Scott is directing from a script by Jack Paglen, Michael Green, and John Logan. The film follows the colony ship Covenant as it heads toward a remote planet on the far side of the galaxy. Crew members discover what they believe to be an uncharted paradise, which turns out to be a dark, menacing world in which the only inhabitant is the synthetic David (Fassbender), a survivor of the doomed Prometheus expedition.
The film is the sixth in Scott’s “Alien” franchise and arrives in theaters on May 19, 2017. Fox originally planned to release the movie in August, but decided several months ago to move it forward three months.

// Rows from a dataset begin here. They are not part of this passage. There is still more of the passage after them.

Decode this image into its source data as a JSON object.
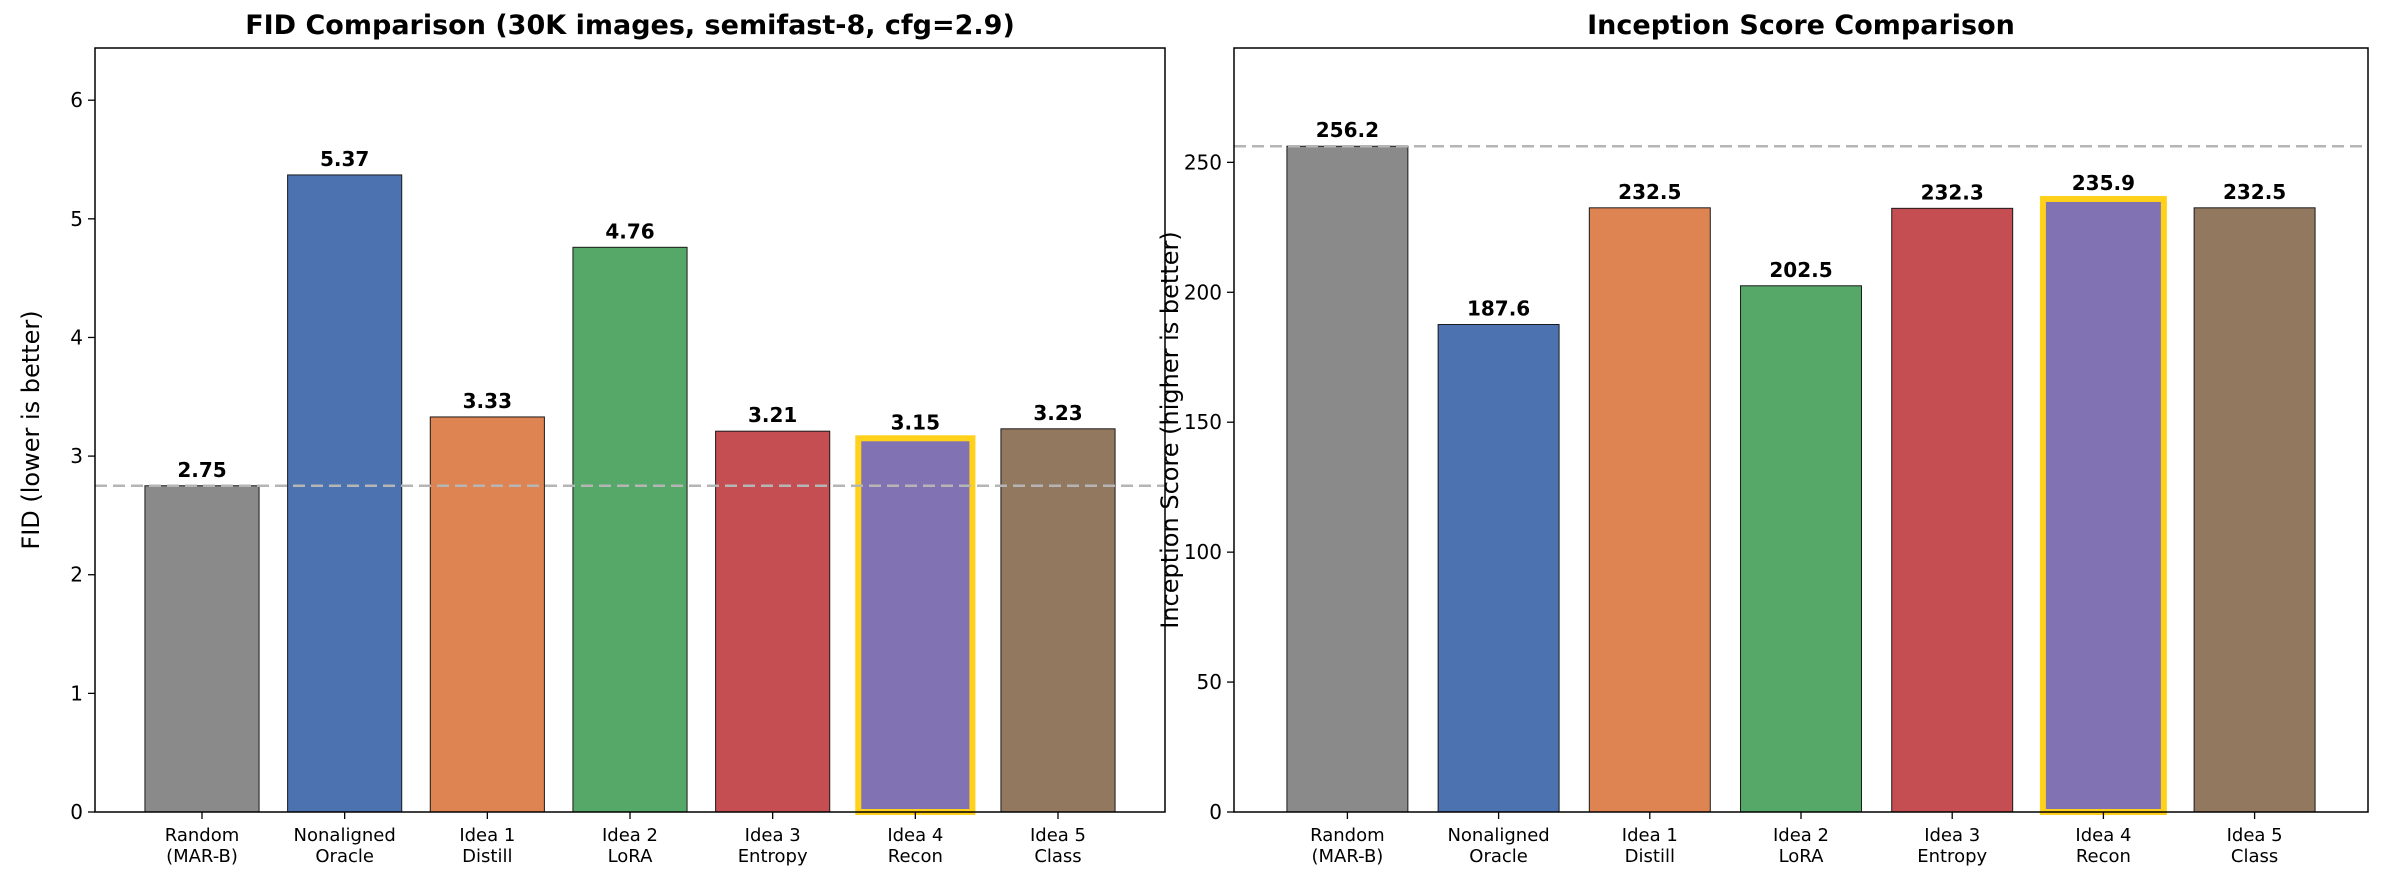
{
  "chart_data": [
    {
      "type": "bar",
      "title": "FID Comparison (30K images, semifast-8, cfg=2.9)",
      "xlabel": "",
      "ylabel": "FID (lower is better)",
      "ylim": [
        0,
        6.44
      ],
      "yticks": [
        0,
        1,
        2,
        3,
        4,
        5,
        6
      ],
      "categories": [
        [
          "Random",
          "(MAR-B)"
        ],
        [
          "Nonaligned",
          "Oracle"
        ],
        [
          "Idea 1",
          "Distill"
        ],
        [
          "Idea 2",
          "LoRA"
        ],
        [
          "Idea 3",
          "Entropy"
        ],
        [
          "Idea 4",
          "Recon"
        ],
        [
          "Idea 5",
          "Class"
        ]
      ],
      "values": [
        2.75,
        5.37,
        3.33,
        4.76,
        3.21,
        3.15,
        3.23
      ],
      "value_labels": [
        "2.75",
        "5.37",
        "3.33",
        "4.76",
        "3.21",
        "3.15",
        "3.23"
      ],
      "colors": [
        "#8a8a8a",
        "#4c72b0",
        "#dd8452",
        "#55a868",
        "#c44e52",
        "#8172b3",
        "#937860"
      ],
      "highlight_index": 5,
      "highlight_color": "#ffd11a",
      "reference_line": 2.75,
      "grid": false
    },
    {
      "type": "bar",
      "title": "Inception Score Comparison",
      "xlabel": "",
      "ylabel": "Inception Score (higher is better)",
      "ylim": [
        0,
        294
      ],
      "yticks": [
        0,
        50,
        100,
        150,
        200,
        250
      ],
      "categories": [
        [
          "Random",
          "(MAR-B)"
        ],
        [
          "Nonaligned",
          "Oracle"
        ],
        [
          "Idea 1",
          "Distill"
        ],
        [
          "Idea 2",
          "LoRA"
        ],
        [
          "Idea 3",
          "Entropy"
        ],
        [
          "Idea 4",
          "Recon"
        ],
        [
          "Idea 5",
          "Class"
        ]
      ],
      "values": [
        256.2,
        187.6,
        232.5,
        202.5,
        232.3,
        235.9,
        232.5
      ],
      "value_labels": [
        "256.2",
        "187.6",
        "232.5",
        "202.5",
        "232.3",
        "235.9",
        "232.5"
      ],
      "colors": [
        "#8a8a8a",
        "#4c72b0",
        "#dd8452",
        "#55a868",
        "#c44e52",
        "#8172b3",
        "#937860"
      ],
      "highlight_index": 5,
      "highlight_color": "#ffd11a",
      "reference_line": 256.2,
      "grid": false
    }
  ]
}
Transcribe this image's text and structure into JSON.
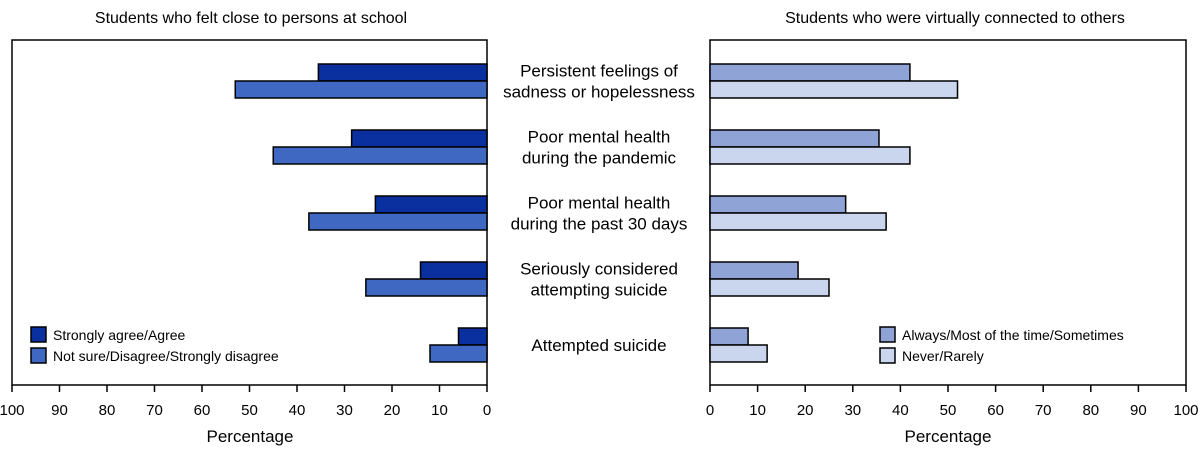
{
  "chart_data": [
    {
      "type": "bar",
      "orientation": "horizontal",
      "x_direction": "reversed",
      "title": "Students who felt close to persons at school",
      "xlabel": "Percentage",
      "xlim": [
        0,
        100
      ],
      "xticks": [
        100,
        90,
        80,
        70,
        60,
        50,
        40,
        30,
        20,
        10,
        0
      ],
      "categories": [
        "Persistent feelings of sadness or hopelessness",
        "Poor mental health during the pandemic",
        "Poor mental health during the past 30 days",
        "Seriously considered attempting suicide",
        "Attempted suicide"
      ],
      "series": [
        {
          "name": "Strongly agree/Agree",
          "color": "#0a2f9e",
          "values": [
            35.5,
            28.5,
            23.5,
            14,
            6
          ]
        },
        {
          "name": "Not sure/Disagree/Strongly disagree",
          "color": "#3f68c2",
          "values": [
            53,
            45,
            37.5,
            25.5,
            12
          ]
        }
      ],
      "legend_position": "bottom-left"
    },
    {
      "type": "bar",
      "orientation": "horizontal",
      "title": "Students who were virtually connected to others",
      "xlabel": "Percentage",
      "xlim": [
        0,
        100
      ],
      "xticks": [
        0,
        10,
        20,
        30,
        40,
        50,
        60,
        70,
        80,
        90,
        100
      ],
      "categories": [
        "Persistent feelings of sadness or hopelessness",
        "Poor mental health during the pandemic",
        "Poor mental health during the past 30 days",
        "Seriously considered attempting suicide",
        "Attempted suicide"
      ],
      "series": [
        {
          "name": "Always/Most of the time/Sometimes",
          "color": "#8fa3d6",
          "values": [
            42,
            35.5,
            28.5,
            18.5,
            8
          ]
        },
        {
          "name": "Never/Rarely",
          "color": "#cad5ee",
          "values": [
            52,
            42,
            37,
            25,
            12
          ]
        }
      ],
      "legend_position": "bottom-right"
    }
  ],
  "category_labels": [
    [
      "Persistent feelings of",
      "sadness or hopelessness"
    ],
    [
      "Poor mental health",
      "during the pandemic"
    ],
    [
      "Poor mental health",
      "during the past 30 days"
    ],
    [
      "Seriously considered",
      "attempting suicide"
    ],
    [
      "Attempted suicide"
    ]
  ]
}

“Prometheus” was set in the late 21st Century and about 30 years before the events in Scott’s 1979 movie “Alien.” “Prometheus,” which generated $403.3 million at the worldwide box office, followed scientists aboard the spaceship Prometheus who discovered the remains of an advanced civilization developing weapons that could wipe out the human race.
The original “Alien,” starring Sigourney Weaver, was followed by three sequels in 1986, 1992, and 1997.
Franco is currently starring in Fox’s “Why Him?” opposite Bryan Cranston. The comedy opens this Friday.